Когда же пришел срок, взял Ван получившееся, и вылепил из него шлем, напоминающий полукруглый череп рогатой обезьяны. А кпереди от того шлема опускалось забрало с двумя отверстиями – как бы глазницами. Далее сделал он из рисовой соломы чучело трех локтей ростом, и надел ему на голову шлем-приманку. И произнес заклятие Патриарха Люя Дунбина, сокрушающего нечистую силу. И немедленно загорелись красным светом глаза чучела, и вселился в него Дух. Несомненно, это и был Враг, и попал он в ловушку. Хотел Дух тот немедленно освободиться из соломенного тела, чтобы произвести разрушения. Но даос стукнул его по лбу мухобойкой, заговоренной против чертей, и, пока Враг был лишен возможности действовать из-за сильной боли, нарисовал на шлеме иероглиф "запечатывание" красной киноварью. Таким образом, Дух был пойман, и не мог покинуть своего узилища, и предпринять действий против поймавших его.
   Спросил тогда блаженный Ван об имени Духа.

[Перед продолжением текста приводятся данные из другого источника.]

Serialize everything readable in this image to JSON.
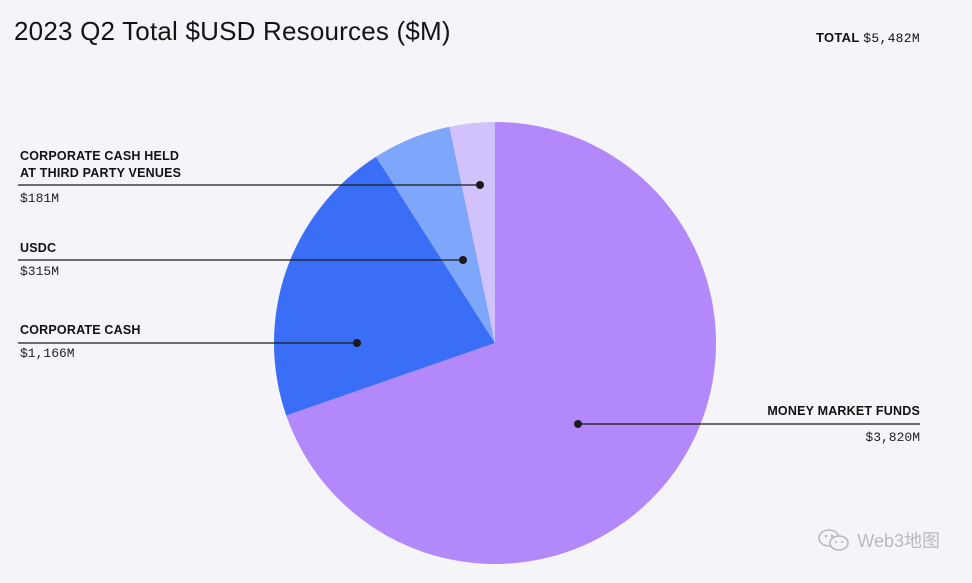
{
  "title": "2023 Q2 Total $USD Resources ($M)",
  "total": {
    "label": "TOTAL",
    "value": "$5,482M"
  },
  "watermark": "Web3地图",
  "watermark_icon": "wechat-icon",
  "chart_data": {
    "type": "pie",
    "title": "2023 Q2 Total $USD Resources ($M)",
    "unit": "$M",
    "total": 5482,
    "start_angle_deg": 0,
    "direction": "clockwise",
    "slices": [
      {
        "label": "MONEY MARKET FUNDS",
        "value": 3820,
        "value_label": "$3,820M",
        "color": "#b388fa"
      },
      {
        "label": "CORPORATE CASH",
        "value": 1166,
        "value_label": "$1,166M",
        "color": "#3b6ef7"
      },
      {
        "label": "USDC",
        "value": 315,
        "value_label": "$315M",
        "color": "#7ea6fb"
      },
      {
        "label": "CORPORATE CASH HELD AT THIRD PARTY VENUES",
        "value": 181,
        "value_label": "$181M",
        "color": "#d2c2fc",
        "label_lines": [
          "CORPORATE CASH HELD",
          "AT THIRD PARTY VENUES"
        ]
      }
    ]
  }
}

На что пленник ответствовал, что имя его – Ди Жэнь, что, как известно каждому, означает просто "Враг". Но учитель Ван упорствовал, желая узнать истинное имя Духа. На что Дух просто лишь рассмеялся, и издевался над ничтожеством даоса. Сказал он, что в Имени его заключена вся его сила, и, пока Имя сие остается тайным, люди не в состоянии нанести ему вред, какими бы могущественными они не были. Узрел в этом Лю Дэань родство со своей новой сущностью, потому что знал, что истинное Имя Тайдисяня, которое он держал в тайнице своего ума, также дает ему необычайные силы и власть над людьми и природой. Понял он, что Дух, назвавший себя Ди Жэнем, имеет одно происхождение с Великим Земным Бессмертным, и являет собой как бы злую его противоположность. "Имя! – вскричал он, – Открой мне свое Имя, Ди Жэнь, или ты никогда не обретешь свободы и навек будешь облачен в соломенное тело и жалкий свинцовый череп обезьяны!"

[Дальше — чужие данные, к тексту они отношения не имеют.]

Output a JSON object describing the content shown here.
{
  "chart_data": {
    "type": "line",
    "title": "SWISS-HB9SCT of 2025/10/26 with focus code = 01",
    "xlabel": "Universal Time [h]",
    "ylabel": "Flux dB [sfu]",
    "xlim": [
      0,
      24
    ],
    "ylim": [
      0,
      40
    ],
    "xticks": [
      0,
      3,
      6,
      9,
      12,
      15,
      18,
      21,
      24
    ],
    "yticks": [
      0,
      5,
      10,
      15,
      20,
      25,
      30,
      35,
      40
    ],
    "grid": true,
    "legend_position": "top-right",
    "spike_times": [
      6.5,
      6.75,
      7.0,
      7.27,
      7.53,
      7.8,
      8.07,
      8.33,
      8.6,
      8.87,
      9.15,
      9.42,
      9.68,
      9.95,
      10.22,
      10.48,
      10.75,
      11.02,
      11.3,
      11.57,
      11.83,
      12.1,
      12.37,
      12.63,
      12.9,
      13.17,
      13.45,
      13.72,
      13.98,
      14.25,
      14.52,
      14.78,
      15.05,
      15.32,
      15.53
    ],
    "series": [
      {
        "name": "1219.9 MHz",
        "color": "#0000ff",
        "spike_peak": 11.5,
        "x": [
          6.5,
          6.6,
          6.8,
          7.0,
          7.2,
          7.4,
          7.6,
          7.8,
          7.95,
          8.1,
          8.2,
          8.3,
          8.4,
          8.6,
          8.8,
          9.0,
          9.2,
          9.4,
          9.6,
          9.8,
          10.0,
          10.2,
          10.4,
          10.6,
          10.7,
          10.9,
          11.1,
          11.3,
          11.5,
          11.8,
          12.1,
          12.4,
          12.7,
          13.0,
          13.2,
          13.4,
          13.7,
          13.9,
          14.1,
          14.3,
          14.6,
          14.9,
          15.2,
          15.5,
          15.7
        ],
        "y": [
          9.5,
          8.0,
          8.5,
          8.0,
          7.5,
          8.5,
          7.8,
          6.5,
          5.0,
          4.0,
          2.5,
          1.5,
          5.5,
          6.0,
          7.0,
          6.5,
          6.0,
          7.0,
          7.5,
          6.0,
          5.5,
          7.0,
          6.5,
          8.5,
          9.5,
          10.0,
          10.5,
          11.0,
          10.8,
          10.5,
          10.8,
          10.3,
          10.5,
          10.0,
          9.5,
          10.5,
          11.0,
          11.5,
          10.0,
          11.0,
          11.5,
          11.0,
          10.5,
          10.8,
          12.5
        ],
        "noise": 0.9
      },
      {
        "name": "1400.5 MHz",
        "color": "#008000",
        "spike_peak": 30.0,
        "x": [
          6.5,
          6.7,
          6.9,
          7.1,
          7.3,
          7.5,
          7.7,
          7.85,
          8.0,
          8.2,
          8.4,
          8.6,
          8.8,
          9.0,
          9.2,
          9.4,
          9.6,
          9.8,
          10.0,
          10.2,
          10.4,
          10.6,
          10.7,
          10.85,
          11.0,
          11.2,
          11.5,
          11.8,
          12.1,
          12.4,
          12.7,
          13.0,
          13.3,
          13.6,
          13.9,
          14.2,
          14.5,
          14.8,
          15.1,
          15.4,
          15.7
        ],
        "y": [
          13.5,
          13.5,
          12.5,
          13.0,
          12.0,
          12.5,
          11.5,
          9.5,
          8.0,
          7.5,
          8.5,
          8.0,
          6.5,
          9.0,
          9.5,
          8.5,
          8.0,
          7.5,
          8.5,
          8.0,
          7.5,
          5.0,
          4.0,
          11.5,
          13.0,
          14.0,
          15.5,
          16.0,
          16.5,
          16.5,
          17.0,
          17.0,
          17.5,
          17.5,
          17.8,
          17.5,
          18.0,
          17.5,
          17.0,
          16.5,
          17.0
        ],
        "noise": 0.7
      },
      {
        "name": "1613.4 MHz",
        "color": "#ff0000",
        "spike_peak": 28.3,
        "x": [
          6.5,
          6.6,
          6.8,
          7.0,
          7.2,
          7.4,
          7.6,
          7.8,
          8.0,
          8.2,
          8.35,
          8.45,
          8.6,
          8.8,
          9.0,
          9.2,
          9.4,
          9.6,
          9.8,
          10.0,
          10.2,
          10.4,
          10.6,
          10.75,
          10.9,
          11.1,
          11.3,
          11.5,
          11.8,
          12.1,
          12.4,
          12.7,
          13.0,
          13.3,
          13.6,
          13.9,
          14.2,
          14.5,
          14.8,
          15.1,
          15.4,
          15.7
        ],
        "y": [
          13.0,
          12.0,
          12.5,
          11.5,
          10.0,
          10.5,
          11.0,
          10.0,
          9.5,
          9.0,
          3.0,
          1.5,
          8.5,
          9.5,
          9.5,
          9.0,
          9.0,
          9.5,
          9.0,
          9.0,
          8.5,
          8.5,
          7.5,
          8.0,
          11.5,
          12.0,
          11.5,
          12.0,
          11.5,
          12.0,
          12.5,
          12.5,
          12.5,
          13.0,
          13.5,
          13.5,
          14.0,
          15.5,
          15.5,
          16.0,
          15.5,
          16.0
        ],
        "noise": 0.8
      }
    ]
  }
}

   "О нет, – с насмешкой ответил Враг. – Ты слишком слаб еще, Мятежник. Я убил тело чужеземца-франка, которое принадлежало тебе прежде, но ты успел ускользнуть от меня. Ты нашел себе новое хорошее тело, ты прибег к помощи Хранителя, и даже заманил меня в этот жалкий сноп соломы, но не тщись, рассчитывая на то, что вырастишь персиковое дерево из семечка Утун. Ибо сила твоя незрела, и передо мной ты – как лисица перед белым тигром!"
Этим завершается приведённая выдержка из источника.